The Radziwiłł Chronicle

Christmas came early this year! I recently found for sale a facsimile of the Radziwiłł Chronicle. The book was located in Russia, and I thought shipping would take a few more weeks, so I was surprised to find that it had already arrived.

The Radziwiłł Chronicle is a 15th century copy of a 13th century manuscript. It is a copy of the Primary Russian Chronicle (Повесть временных лет) famous for its 600+ miniatures illustrating the history of Kievan Rus’ up until 1206. The book belonged to Princes Radziwiłł of Lithuania (later part of Poland) in the 17th and 18th centuries, but now resides at the Russian Academy of Sciences in St. Petersburg.

The copy I purchased has two tomes. The first is a facsimile of every page cover to cover of the original; the second contains scholarly articles, a transcription of the medieval Russian text, and description of each of the minatures.

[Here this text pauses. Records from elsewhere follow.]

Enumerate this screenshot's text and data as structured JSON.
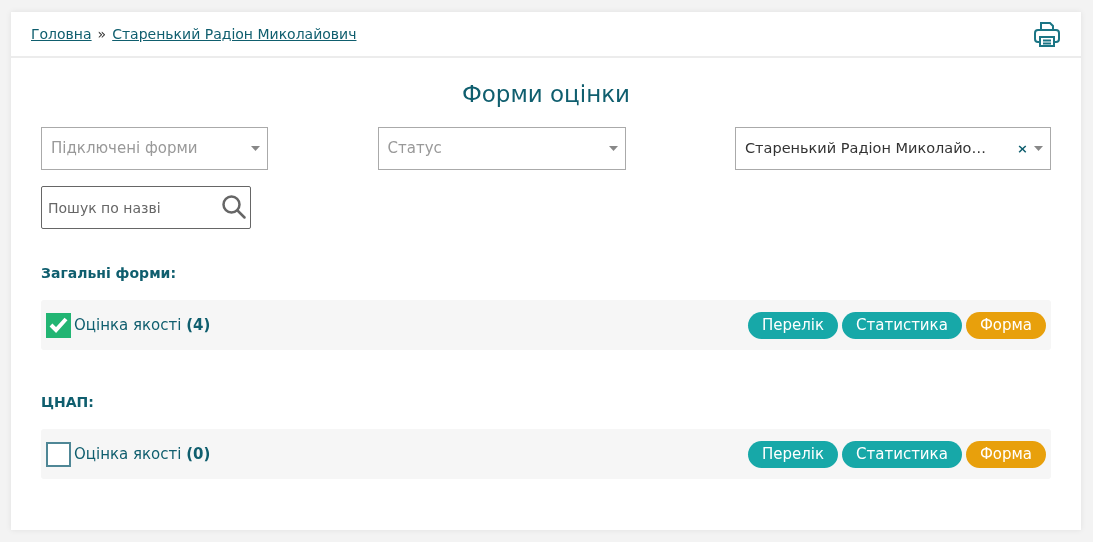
{
  "breadcrumbs": [
    {
      "label": "Головна"
    },
    {
      "label": "Старенький Радіон Миколайович"
    }
  ],
  "breadcrumb_separator": "»",
  "title": "Форми оцінки",
  "filters": [
    {
      "placeholder": "Підключені форми"
    },
    {
      "placeholder": "Статус"
    },
    {
      "value": "Старенький Радіон Миколайо…",
      "clear": "×"
    }
  ],
  "search": {
    "placeholder": "Пошук по назві"
  },
  "sections": [
    {
      "heading": "Загальні форми:",
      "items": [
        {
          "label": "Оцінка якості",
          "count": "(4)",
          "checked": true,
          "buttons": [
            {
              "label": "Перелік",
              "kind": "primary"
            },
            {
              "label": "Статистика",
              "kind": "primary"
            },
            {
              "label": "Форма",
              "kind": "accent"
            }
          ]
        }
      ]
    },
    {
      "heading": "ЦНАП:",
      "items": [
        {
          "label": "Оцінка якості",
          "count": "(0)",
          "checked": false,
          "buttons": [
            {
              "label": "Перелік",
              "kind": "primary"
            },
            {
              "label": "Статистика",
              "kind": "primary"
            },
            {
              "label": "Форма",
              "kind": "accent"
            }
          ]
        }
      ]
    }
  ]
}
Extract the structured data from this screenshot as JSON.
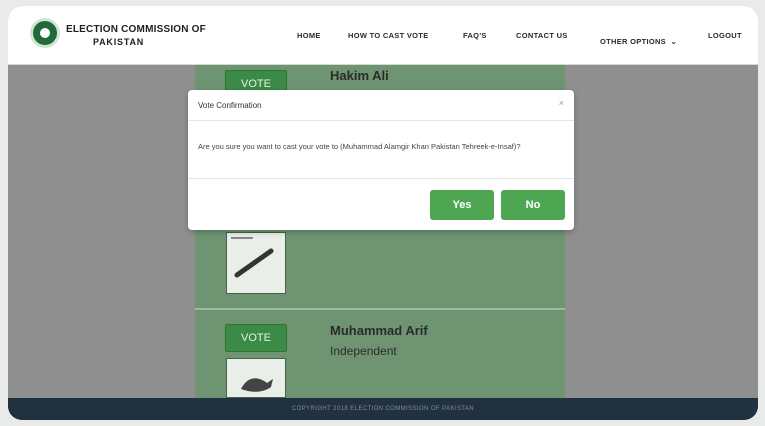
{
  "header": {
    "brand_line1": "ELECTION COMMISSION OF",
    "brand_line2": "PAKISTAN",
    "nav": [
      "HOME",
      "HOW TO CAST VOTE",
      "FAQ'S",
      "CONTACT US",
      "OTHER OPTIONS",
      "LOGOUT"
    ]
  },
  "candidates": [
    {
      "vote_label": "VOTE",
      "name": "Hakim Ali",
      "party": ""
    },
    {
      "vote_label": "VOTE",
      "name": "Muhammad Arif",
      "party": "Independent"
    }
  ],
  "modal": {
    "title": "Vote Confirmation",
    "close": "×",
    "body": "Are you sure you want to cast your vote to (Muhammad Alamgir Khan Pakistan Tehreek-e-Insaf)?",
    "yes": "Yes",
    "no": "No"
  },
  "footer": {
    "text": "COPYRIGHT 2018 ELECTION COMMISSION OF PAKISTAN"
  },
  "colors": {
    "accent": "#4ea653",
    "footer_bg": "#22313f",
    "card_bg": "#6e9471"
  }
}
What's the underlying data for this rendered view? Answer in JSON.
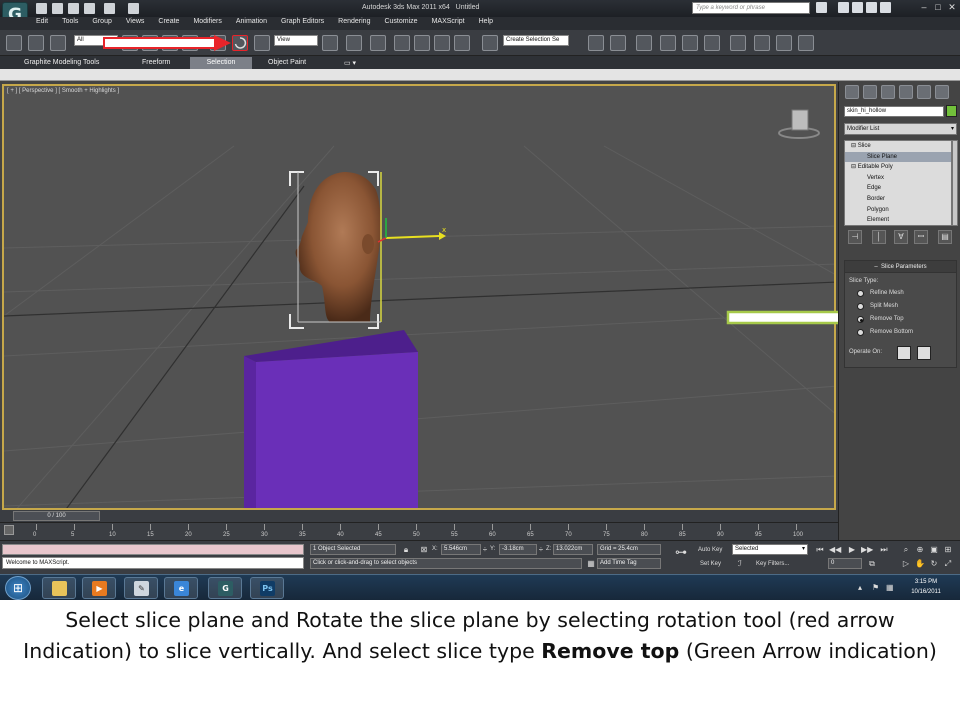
{
  "window": {
    "title": "Autodesk 3ds Max  2011 x64",
    "doc_title": "Untitled",
    "search_placeholder": "Type a keyword or phrase"
  },
  "menu": [
    "Edit",
    "Tools",
    "Group",
    "Views",
    "Create",
    "Modifiers",
    "Animation",
    "Graph Editors",
    "Rendering",
    "Customize",
    "MAXScript",
    "Help"
  ],
  "toolbar": {
    "selection_filter": "All",
    "ref_coord": "View",
    "selection_set": "Create Selection Se"
  },
  "ribbon": {
    "tabs": [
      "Graphite Modeling Tools",
      "Freeform",
      "Selection",
      "Object Paint"
    ],
    "active_tab": "Selection"
  },
  "viewport": {
    "label": "[ + ] [ Perspective ] [ Smooth + Highlights ]",
    "box_color": "#6a2fb8",
    "box_top_color": "#4d1f8c"
  },
  "command_panel": {
    "object_name": "skin_hi_hollow",
    "modifier_list": "Modifier List",
    "stack": [
      {
        "label": "Slice",
        "level": 0
      },
      {
        "label": "Slice Plane",
        "level": 1,
        "selected": true
      },
      {
        "label": "Editable Poly",
        "level": 0
      },
      {
        "label": "Vertex",
        "level": 1
      },
      {
        "label": "Edge",
        "level": 1
      },
      {
        "label": "Border",
        "level": 1
      },
      {
        "label": "Polygon",
        "level": 1
      },
      {
        "label": "Element",
        "level": 1
      }
    ],
    "rollout_title": "Slice Parameters",
    "slice_type_label": "Slice Type:",
    "slice_types": [
      {
        "label": "Refine Mesh",
        "selected": false
      },
      {
        "label": "Split Mesh",
        "selected": false
      },
      {
        "label": "Remove Top",
        "selected": true
      },
      {
        "label": "Remove Bottom",
        "selected": false
      }
    ],
    "operate_on_label": "Operate On:"
  },
  "timeline": {
    "frame_label": "0 / 100",
    "ticks": [
      "0",
      "5",
      "10",
      "15",
      "20",
      "25",
      "30",
      "35",
      "40",
      "45",
      "50",
      "55",
      "60",
      "65",
      "70",
      "75",
      "80",
      "85",
      "90",
      "95",
      "100"
    ]
  },
  "status": {
    "maxscript_output": "Welcome to MAXScript.",
    "selection": "1 Object Selected",
    "prompt": "Click or click-and-drag to select objects",
    "x_label": "X:",
    "x_value": "5.546cm",
    "y_label": "Y:",
    "y_value": "-3.18cm",
    "z_label": "Z:",
    "z_value": "13.022cm",
    "grid": "Grid = 25.4cm",
    "add_time_tag": "Add Time Tag",
    "auto_key": "Auto Key",
    "auto_key_mode": "Selected",
    "set_key": "Set Key",
    "key_filters": "Key Filters...",
    "current_frame": "0"
  },
  "taskbar": {
    "time": "3:15 PM",
    "date": "10/16/2011",
    "apps": [
      "explorer",
      "media-player",
      "notepad",
      "internet-explorer",
      "3ds-max",
      "photoshop"
    ]
  },
  "caption": {
    "line1_part1": "Select slice plane and Rotate the slice plane by selecting rotation tool (red arrow Indication) to slice vertically. And select slice type ",
    "bold": "Remove top",
    "line1_part2": " (Green Arrow indication)"
  },
  "annotations": {
    "red_arrow_color": "#e8242a",
    "green_arrow_color": "#a6c94a"
  }
}
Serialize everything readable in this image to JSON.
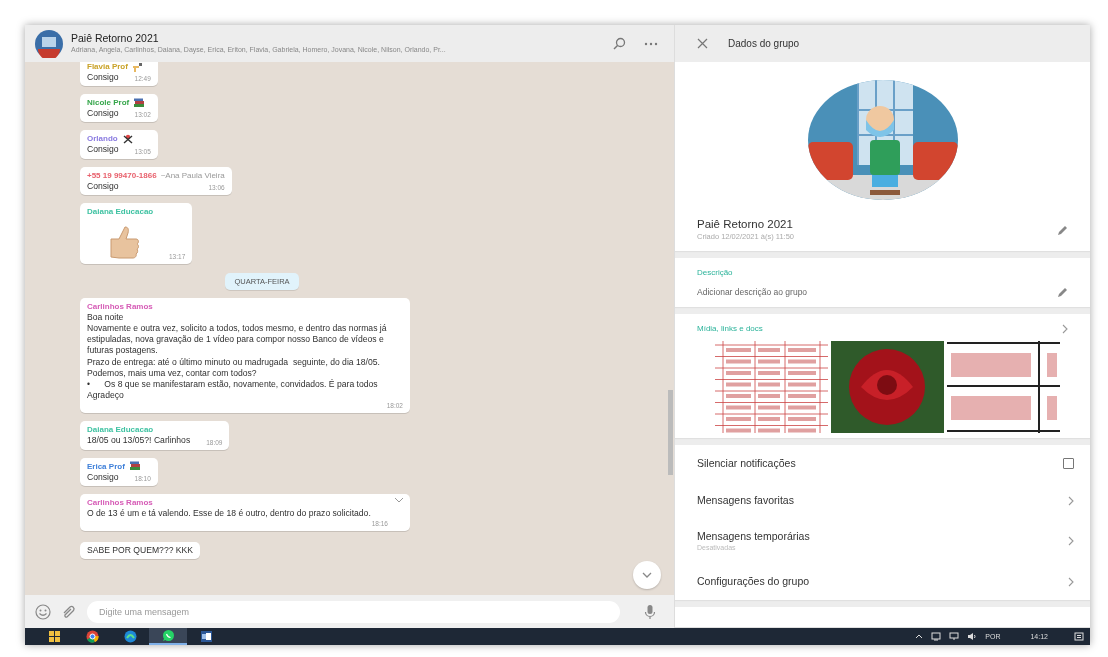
{
  "chat": {
    "title": "Paiê Retorno 2021",
    "participants": "Adriana, Angela, Carlinhos, Daiana, Dayse, Erica, Eriton, Flavia, Gabriela, Homero, Jovana, Nicole, Nilson, Orlando, Pr...",
    "messages": [
      {
        "kind": "text",
        "sender": "Flavia Prof",
        "color": "#c9a227",
        "hand_icon": true,
        "text": "Consigo",
        "time": "12:49"
      },
      {
        "kind": "text",
        "sender": "Nicole Prof",
        "color": "#35a64a",
        "books_icon": true,
        "text": "Consigo",
        "time": "13:02"
      },
      {
        "kind": "text",
        "sender": "Orlando",
        "color": "#8a7be0",
        "figure_icon": true,
        "text": "Consigo",
        "time": "13:05"
      },
      {
        "kind": "text",
        "sender": "+55 19 99470-1866",
        "color": "#e8616d",
        "push_name": "~Ana Paula Vieira",
        "text": "Consigo",
        "time": "13:06"
      },
      {
        "kind": "sticker",
        "sender": "Daiana Educacao",
        "color": "#3fc2a2",
        "time": "13:17"
      },
      {
        "kind": "date",
        "text": "QUARTA-FEIRA"
      },
      {
        "kind": "text",
        "sender": "Carlinhos Ramos",
        "color": "#d65bb6",
        "text": "Boa noite\nNovamente e outra vez, solicito a todos, todos mesmo, e dentro das normas já estipuladas, nova gravação de 1 vídeo para compor nosso Banco de vídeos e futuras postagens.\nPrazo de entrega: até o último minuto ou madrugada  seguinte, do dia 18/05.\nPodemos, mais uma vez, contar com todos?\n•      Os 8 que se manifestaram estão, novamente, convidados. É para todos\nAgradeço",
        "time": "18:02"
      },
      {
        "kind": "text",
        "sender": "Daiana Educacao",
        "color": "#3fc2a2",
        "text": "18/05 ou 13/05?! Carlinhos",
        "time": "18:09"
      },
      {
        "kind": "text",
        "sender": "Erica Prof",
        "color": "#3d7fd9",
        "books_icon": true,
        "text": "Consigo",
        "time": "18:10"
      },
      {
        "kind": "text",
        "sender": "Carlinhos Ramos",
        "color": "#d65bb6",
        "hovered": true,
        "text": "O de 13 é um e tá valendo. Esse de 18 é outro, dentro do prazo solicitado.",
        "time": "18:16"
      },
      {
        "kind": "text",
        "text": "SABE POR QUEM??? KKK"
      }
    ]
  },
  "composer": {
    "placeholder": "Digite uma mensagem"
  },
  "info_panel": {
    "title": "Dados do grupo",
    "group_name": "Paiê Retorno 2021",
    "created": "Criado 12/02/2021 à(s) 11:50",
    "description_label": "Descrição",
    "description_placeholder": "Adicionar descrição ao grupo",
    "media_label": "Mídia, links e docs",
    "media": [
      {
        "kind": "document"
      },
      {
        "kind": "photo"
      },
      {
        "kind": "document_zoomed"
      }
    ],
    "options": [
      {
        "kind": "checkbox",
        "label": "Silenciar notificações",
        "checked": false
      },
      {
        "kind": "link",
        "label": "Mensagens favoritas"
      },
      {
        "kind": "link",
        "label": "Mensagens temporárias",
        "sublabel": "Desativadas"
      },
      {
        "kind": "link",
        "label": "Configurações do grupo"
      }
    ]
  },
  "taskbar": {
    "apps": [
      {
        "kind": "start",
        "selected": false
      },
      {
        "kind": "browser",
        "selected": false
      },
      {
        "kind": "edge",
        "selected": false
      },
      {
        "kind": "chat",
        "selected": true
      },
      {
        "kind": "word",
        "selected": false
      }
    ],
    "language": "POR",
    "time": "14:12"
  }
}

The covers of the two books. Each tome is pretty hefty.

A sample of the descriptions of the minatures.

A sample of the text transcript.

I’ve seen a handful of the miniatures online, but it’s nice now to have the complete set. Stylistically, they remind me of the Bayeux Tapestry. I think they’d make a great embroidery project.

The Apostle Andrew foretells the foundation of Kiev. According to Eusebius, while he was visiting the Greek colonies around the Black Sea, he traveled north into the Slavic lands, possibly as far as Novgorod, and while on the Dneipr River, prophesied the foundation of a great city. This story was popular with the Slavs in the 10th and 11th centuries as evidence that Kievan Rus’ was preordained to accept the Orthodox faith.

According to the Russian Chronicle, in 907, the Rus’ prince Oleg made war on the Byzantines, sailing a large army of troops to Constantinople. The Greeks chained the Bosphorus to ward off the Russians’ boats, so they attached wheels to the boats and sailed them overland to attack the city, and the Greeks sued for peace. Strangely, the Byzantine chronicles make no mention of this ignominious defeat.

Many of the stories in the Primary Russian Chronicle focus on their wars against various groups, including the Derevlians / Pechenegs, another Slavic tribe who were their constant enemy.

Given their Viking ties, it’s not surprising the Rus’ used longboats to travel by river and to make war on their neighbors.